OpenAI’s o3 and o4-mini show higher hallucination rates

Illustration of a robot representing OpenAI o3 and o4-mini AI models and related hallucination issues

In a controversial move, internal tests conducted by OpenAI have revealed that the new AI models "o3" and "o4-mini", specifically designed for logical tasks, are experiencing higher hallucination rates compared to previous models.

While new models are naturally expected to provide companies with improvements in reducing hallucinations compared to previous versions, this is not the case here.

This situation raises questions about the effectiveness of these models in providing accurate information, particularly in fields requiring high reliability such as law and medicine.

Increased Hallucination Rates in New OpenAI’s Models

According to a technical report from OpenAI, the "o3" and "o4-mini" models showed notable hallucination rates when tested using the PersonQA benchmark, an internal tool for measuring knowledge accuracy about individuals.

The "o3" model recorded a hallucination rate of 33%, while this rate climbed to 48% for the "o4-mini" model.

For comparison, older reasoning models "o1" and "o3-mini" registered significantly lower hallucination rates, at 16% and 14.8% respectively.

Perhaps this increase in hallucinations is partly due to the new models' ability to generate a larger number of claims, which consequently increases the probability of presenting inaccurate information.

Furthermore, tests conducted by the Transluce foundation, a non-profit research lab, indicated that the "o3" model might invent details about how it reached certain answers, such as claiming to run code on a MacBook Pro outside the ChatGPT environment, which is not actually feasible.

Challenges in Understanding the Causes of Hallucination

OpenAI noted that further research is required to understand the reasons behind the high hallucination rates observed in the new logical models.

It is believed that the reinforcement learning techniques employed in training these models may contribute to magnifying issues that were partially mitigated in earlier versions.

This highlights the persistent challenges in developing AI models capable of delivering accurate and dependable information.

Additionally, the elevated hallucination rates in the new models prompt concerns regarding their deployment in applications demanding high precision, such as drafting legal contracts or providing medical advice.
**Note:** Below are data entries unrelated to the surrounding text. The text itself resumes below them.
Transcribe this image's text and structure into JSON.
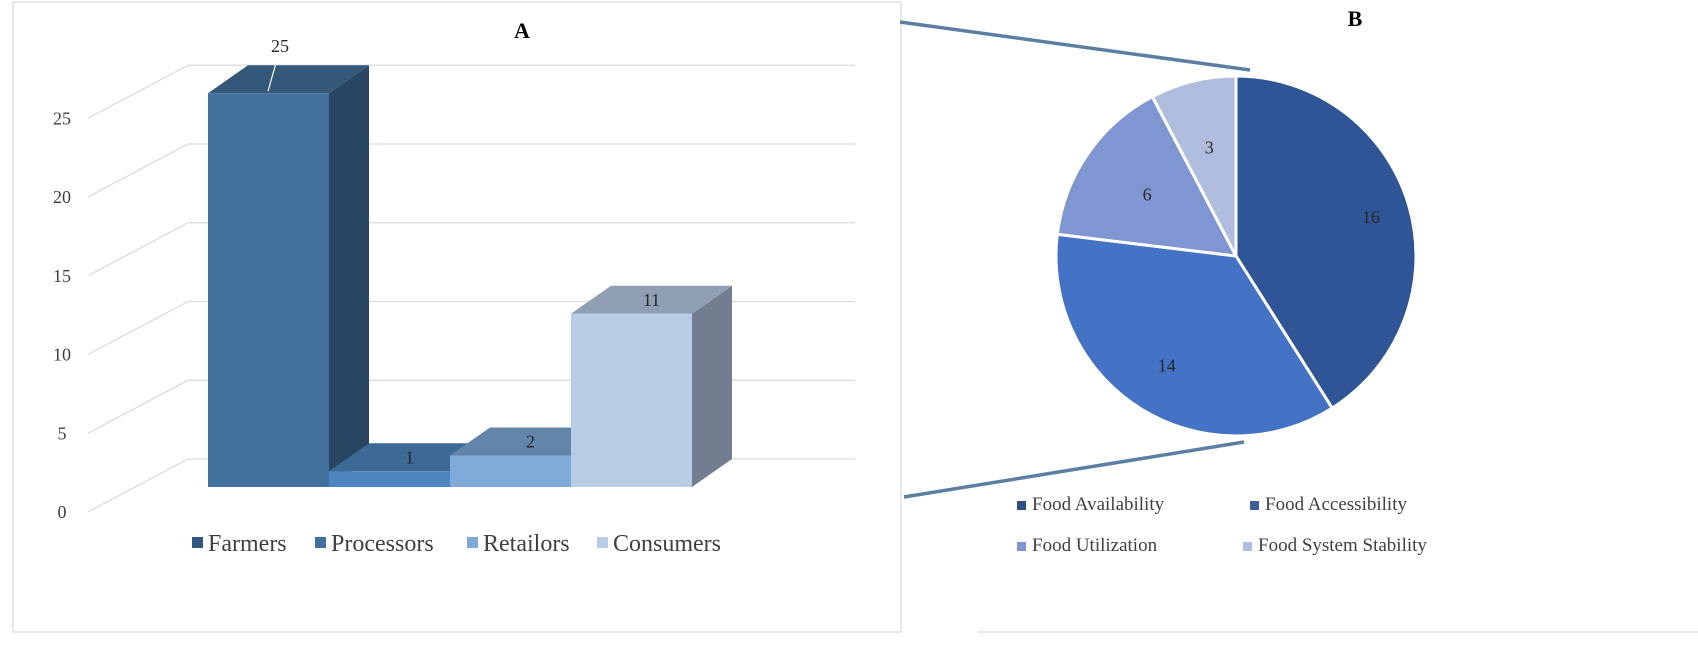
{
  "chart_data": [
    {
      "type": "bar",
      "title": "A",
      "xlabel": "",
      "ylabel": "",
      "ylim": [
        0,
        25
      ],
      "yticks": [
        0,
        5,
        10,
        15,
        20,
        25
      ],
      "grid": true,
      "legend_position": "bottom",
      "categories": [
        "Farmers",
        "Processors",
        "Retailors",
        "Consumers"
      ],
      "values": [
        25,
        1,
        2,
        11
      ],
      "colors": [
        "#41719c",
        "#4e86c0",
        "#7faad9",
        "#b8cce6"
      ],
      "legend_colors": [
        "#31587f",
        "#41719c",
        "#7faad9",
        "#b8cce6"
      ]
    },
    {
      "type": "pie",
      "title": "B",
      "legend_position": "bottom",
      "categories": [
        "Food Availability",
        "Food Accessibility",
        "Food Utilization",
        "Food System Stability"
      ],
      "values": [
        16,
        14,
        6,
        3
      ],
      "colors": [
        "#2f5597",
        "#4472c4",
        "#7f96d2",
        "#b1bddf"
      ],
      "legend_colors": [
        "#2f4f7f",
        "#3a5f9c",
        "#7f96d2",
        "#b1bddf"
      ]
    }
  ],
  "style": {
    "connector_color": "#5b7fa3",
    "frame_color": "#d9d9d9",
    "grid_color": "#d9d9d9",
    "text_color": "#262626",
    "axis_text_color": "#404040"
  }
}
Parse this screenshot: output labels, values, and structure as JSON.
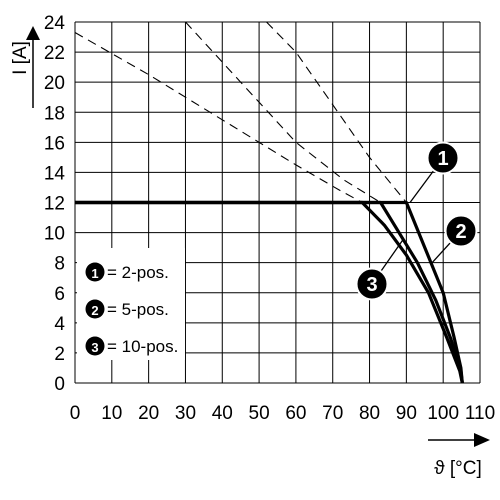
{
  "chart_data": {
    "type": "line",
    "xlabel": "ϑ [°C]",
    "ylabel": "I [A]",
    "xlim": [
      0,
      110
    ],
    "ylim": [
      0,
      24
    ],
    "x_ticks": [
      "0",
      "10",
      "20",
      "30",
      "40",
      "50",
      "60",
      "70",
      "80",
      "90",
      "100",
      "110"
    ],
    "y_ticks": [
      "0",
      "2",
      "4",
      "6",
      "8",
      "10",
      "12",
      "14",
      "16",
      "18",
      "20",
      "22",
      "24"
    ],
    "grid": true,
    "legend": {
      "placement": "bottom-left",
      "entries": [
        {
          "marker": "1",
          "text": "= 2-pos."
        },
        {
          "marker": "2",
          "text": "= 5-pos."
        },
        {
          "marker": "3",
          "text": "= 10-pos."
        }
      ]
    },
    "series": [
      {
        "marker": "1",
        "style": "solid",
        "points": [
          [
            0,
            12
          ],
          [
            90,
            12
          ],
          [
            95,
            9
          ],
          [
            100,
            6
          ],
          [
            103,
            3
          ],
          [
            104.8,
            1
          ],
          [
            105.2,
            0
          ]
        ]
      },
      {
        "marker": "2",
        "style": "solid",
        "points": [
          [
            0,
            12
          ],
          [
            83,
            12
          ],
          [
            88,
            10
          ],
          [
            93,
            8
          ],
          [
            98,
            5.5
          ],
          [
            102,
            3
          ],
          [
            104.8,
            0.8
          ],
          [
            105.2,
            0
          ]
        ]
      },
      {
        "marker": "3",
        "style": "solid",
        "points": [
          [
            0,
            12
          ],
          [
            78,
            12
          ],
          [
            84,
            10.5
          ],
          [
            90,
            8.5
          ],
          [
            96,
            6
          ],
          [
            101,
            3
          ],
          [
            104.5,
            0.8
          ],
          [
            105.2,
            0
          ]
        ]
      },
      {
        "marker": "1",
        "style": "dashed",
        "points": [
          [
            52,
            24
          ],
          [
            60,
            22
          ],
          [
            70,
            18.5
          ],
          [
            80,
            15
          ],
          [
            90,
            12
          ]
        ]
      },
      {
        "marker": "2",
        "style": "dashed",
        "points": [
          [
            30,
            24
          ],
          [
            45,
            20
          ],
          [
            60,
            16
          ],
          [
            73,
            13.5
          ],
          [
            83,
            12
          ]
        ]
      },
      {
        "marker": "3",
        "style": "dashed",
        "points": [
          [
            0,
            23.3
          ],
          [
            20,
            20.5
          ],
          [
            40,
            17.5
          ],
          [
            60,
            14.5
          ],
          [
            72,
            12.8
          ],
          [
            78,
            12
          ]
        ]
      }
    ],
    "callouts": [
      {
        "marker": "1",
        "point": [
          91,
          12
        ]
      },
      {
        "marker": "2",
        "point": [
          97,
          8
        ]
      },
      {
        "marker": "3",
        "point": [
          89,
          9.5
        ]
      }
    ]
  }
}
In these contexts, inaccurate information could lead to severe consequences, thereby diminishing the trustworthiness of these models in professional settings.

Attempts to Mitigate Hallucinations

In this regard, OpenAI is working to enhance the accuracy of its models by integrating online search capabilities. An example is the GPT-4o model, equipped with a search feature, which achieved up to 90% accuracy on the SimpleQA benchmark.

Nevertheless, the issue of hallucination continues to pose a significant challenge, particularly within models designed for logical tasks.

Unexpected New Behaviors in ChatGPT

On another note, some ChatGPT users recently observed that the model began addressing them by name without being previously provided with it. This phenomenon caused surprise and concern among some individuals.

Although OpenAI has not issued an official statement concerning this behavior, some users have speculated that this phenomenon might be linked to ChatGPT's new "Memory" feature. This feature aims to personalize interactions based on past conversations.

However, many users expressed reservations about this behavior, viewing it as potentially intrusive and uncomfortable.

In any case, this behavior does not fall into the category of hallucination. Instead, it might be an attempt by the company to make its models friendlier.

Ultimately, the issue of hallucination and model behaviors will remain a central focus for both researchers and developers. This is part of the ongoing effort to enhance artificial intelligence capabilities.